The always busy, always tricky Sam Garvie collected the ball on the left wing before cutting inside and feeding Ben Wood who, with what is becoming a trademark pass with the outside of his boot, moved the ball across to the opposite wing. In a microcosm of the patience with which Shildon played the ball throughout the second half, there followed half a dozen focussed passes before Mark Hudson fed Paul Connor on the edge of the box.

The tall striker is proving unplayable with his back to goal and it is imperative that Shildon keep this vital player fit throughout the season. The ball sticks to his boots and his close control, vision and speed of thought allow him to manipulate it as he sees fit. On this occasion, rather than lay it off, he made the space to turn and fire a low, left-footed shot out of the reach and inside the left hand post of the despairing keeper.

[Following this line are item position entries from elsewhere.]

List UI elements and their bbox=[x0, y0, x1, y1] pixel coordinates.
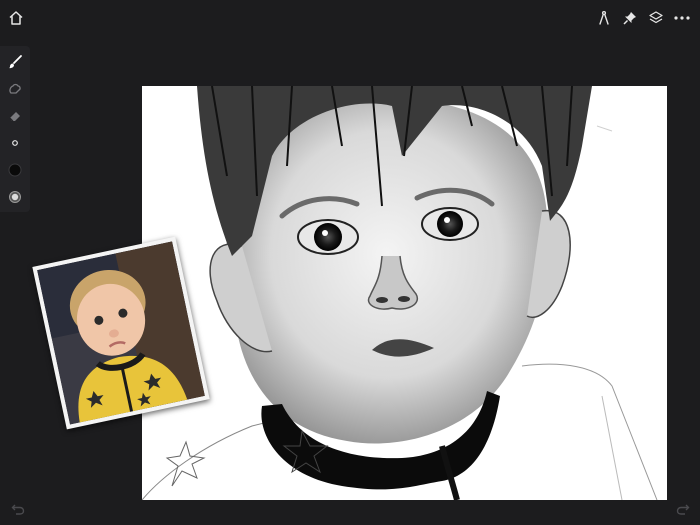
color-swatch[interactable] bbox=[3, 158, 27, 182]
brush-size-icon[interactable] bbox=[3, 131, 27, 155]
tool-rail bbox=[0, 46, 30, 212]
undo-icon[interactable] bbox=[8, 499, 28, 519]
pin-icon[interactable] bbox=[618, 6, 642, 30]
layers-icon[interactable] bbox=[644, 6, 668, 30]
pencil-portrait-sketch bbox=[142, 86, 658, 500]
top-toolbar bbox=[0, 0, 700, 40]
redo-icon[interactable] bbox=[673, 499, 693, 519]
compass-icon[interactable] bbox=[592, 6, 616, 30]
drawing-canvas[interactable] bbox=[142, 86, 667, 500]
smudge-icon[interactable] bbox=[3, 77, 27, 101]
home-icon[interactable] bbox=[4, 6, 28, 30]
eraser-icon[interactable] bbox=[3, 104, 27, 128]
more-icon[interactable] bbox=[670, 6, 694, 30]
opacity-icon[interactable] bbox=[3, 185, 27, 209]
brush-icon[interactable] bbox=[3, 50, 27, 74]
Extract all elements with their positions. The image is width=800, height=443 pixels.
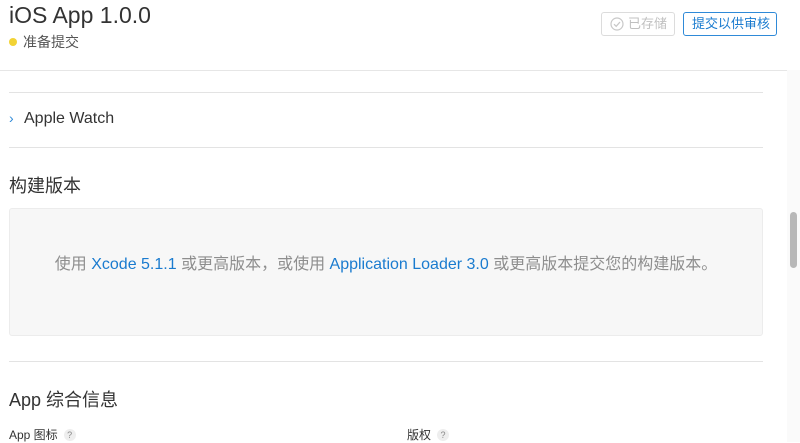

Even as the sides left the field at the interval, there was a hint that the game was not yet up for Shildon and this excellent comeback will surely signal to the squad and the rest of the league that, excepting some early season hiccups, this is a team capable of reaching great heights this season. The watchword, as ever, is injury-free.

The final word in this match went to the vocal Lewis Graham in the Shildon goal. The side which had performed so coolly and patiently under the pressure of a half-time deficit, were afflicted by a mild case of the jitters in the dying moments of the game. As they attempted to see the match out they conceded possession and, with the clock running down, a free kick in a dangerous area when the diminutive Douglas was once again flattened – this time just outside the 18 yard box.

The cross was headed powerfully towards goal, but there was Graham – a young keeper who is proving himself as much of a game winner as the goalscorers up the other end of the field – launching himself to palm the ball to safety. He was called on one more time to block a goalbound effort before the referee brought relief to the fans and all three points – for the third derby in a row between the sides – to the reinvigorated Railwaymen.